I decided to read this after reading ‘Only Ever Yours’ and having a colleague – who has passed on some humdingers – recommend it.
First, I have to stress that this is a book that I really do believe EVERYONE should read. Teens, parents, anyone who works with young adults…they should be made to read this and then sit down and talk about their response to the ideas it raises. This is not a comfortable read, and it is not one I could say I enjoyed reading, but I could not put it down!
Emma, as is so often the case in real-life as teens work out who they are, is not a particularly likeable character.
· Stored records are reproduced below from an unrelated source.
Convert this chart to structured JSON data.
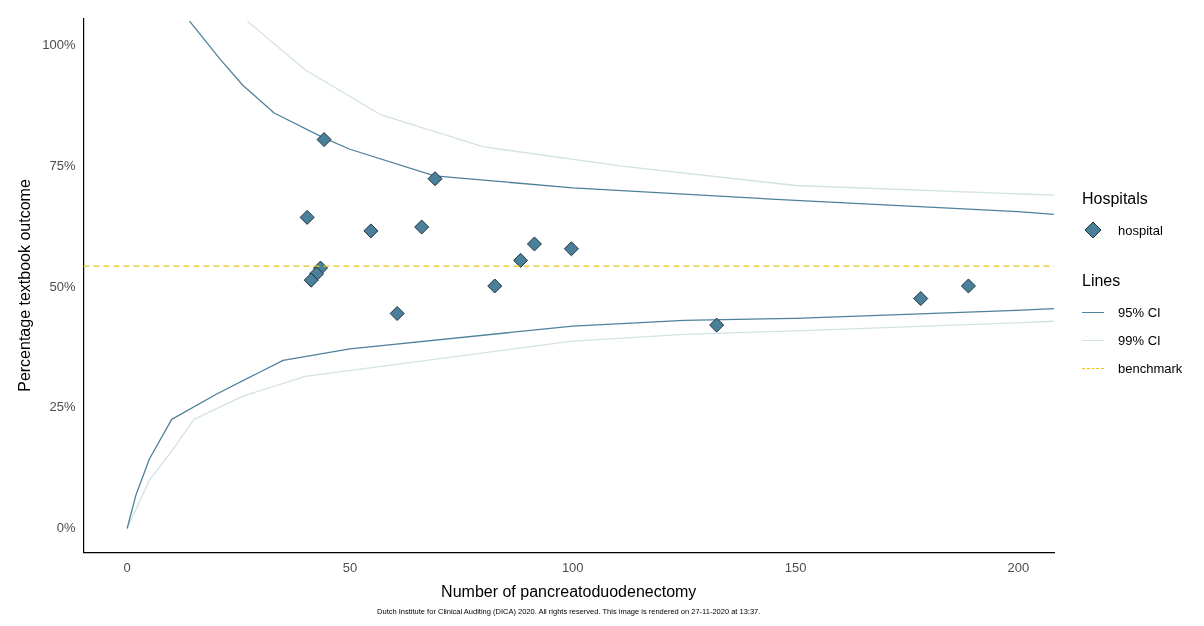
{
  "chart_data": {
    "type": "scatter",
    "xlabel": "Number of pancreatoduodenectomy",
    "ylabel": "Percentage textbook outcome",
    "legend_title": "Hospitals",
    "annotations": [
      "Lines",
      "Dutch Institute for Clinical Auditing (DICA) 2020. All rights reserved. This image is rendered on 27-11-2020 at 13:37."
    ],
    "xlim": [
      -9.8,
      208
    ],
    "xticks": [
      0,
      50,
      100,
      150,
      200
    ],
    "ylim": [
      -4.9,
      105.5
    ],
    "yticks": [
      {
        "value": 0,
        "label": "0%"
      },
      {
        "value": 25,
        "label": "25%"
      },
      {
        "value": 50,
        "label": "50%"
      },
      {
        "value": 75,
        "label": "75%"
      },
      {
        "value": 100,
        "label": "100%"
      }
    ],
    "grid": false,
    "legend": "right",
    "series": [
      {
        "name": "95% CI",
        "type": "line",
        "color": "#4f819c",
        "x": [
          14,
          21,
          26,
          33,
          44,
          50,
          69,
          100,
          150,
          200,
          208
        ],
        "values": [
          105,
          97,
          91.7,
          86,
          80.9,
          78.5,
          73,
          70.5,
          67.9,
          65.6,
          65
        ]
      },
      {
        "type": "line",
        "color": "#4f819c",
        "x": [
          0,
          2,
          5,
          10,
          20,
          35,
          50,
          100,
          125,
          150,
          198,
          208
        ],
        "values": [
          0,
          7,
          14.4,
          22.6,
          27.8,
          34.8,
          37.2,
          41.9,
          43.1,
          43.5,
          45.1,
          45.5
        ]
      },
      {
        "name": "99% CI",
        "type": "line",
        "color": "#d3e2e4",
        "x": [
          27,
          40,
          57,
          80,
          111,
          150,
          208
        ],
        "values": [
          105,
          94.9,
          85.6,
          79,
          75,
          71,
          69
        ]
      },
      {
        "type": "line",
        "color": "#d3e2e4",
        "x": [
          0,
          2,
          5,
          10,
          15,
          26,
          40,
          100,
          125,
          150,
          198,
          208
        ],
        "values": [
          0,
          4,
          10,
          16,
          22.6,
          27.4,
          31.5,
          38.8,
          40.2,
          40.9,
          42.5,
          42.9
        ]
      },
      {
        "name": "hospital",
        "type": "scatter",
        "marker": "diamond",
        "color": "#4a8099",
        "x": [
          44.2,
          69.1,
          40.4,
          54.7,
          66.1,
          91.4,
          99.7,
          88.3,
          43.4,
          42.5,
          41.3,
          82.5,
          60.6,
          132.3,
          178.1,
          188.8
        ],
        "values": [
          80.5,
          72.4,
          64.4,
          61.6,
          62.4,
          58.9,
          57.9,
          55.5,
          53.9,
          52.7,
          51.4,
          50.2,
          44.5,
          42.1,
          47.6,
          50.2
        ]
      }
    ],
    "ref_lines": [
      {
        "axis": "y",
        "value": 54.3,
        "label": "benchmark",
        "color": "#e6c619",
        "line_style": "dashed"
      }
    ]
  }
}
She is rude to her friends and family, makes some quite unwise decisions and has such a barbed tongue on her that you can understand why some of the characters within the novel take the view towards what happens to her that they do. That doesn’t mean they are right.
If you are going to pick up this book, it’s likely to be because you are already aware of the areas covered within its pages. Emma goes to a party, drinks, takes drugs and consents to sex with one man. What she doesn’t consent to, however, is what happens later at the party.
When we see her waking up the next morning, half-undressed, on her porch she has extreme sunburn and very little memory of what took place at the party. Like Emma, the details of what happened are drip-fed to us. Learning bit by bit about how she was gang-raped and her violation was revealed on social media was painful to read. What was even more painful was the reaction of others who feel that the boys – local heroes – involved shouldn’t be punished for their crime, and that Emma was responsible in some way for what happened to her.
This is a book that has, since I read it, generated huge amounts of publicity. It was a book that made me so angry when I first put it down, and it is certainly the kind of book that you have to talk about. Having had a number of conversations with teenagers I teach where they eerily mirrored some of the ideas expressed in the novel, it is clearly a much-needed novel.
For Emma, and all the other girls who seem to think that they do ‘ask for it’, I feel desperately sad. I also feel that this is a book that will generate discussion and – if we’re really lucky – change behaviour and attitudes. I certainly hope so.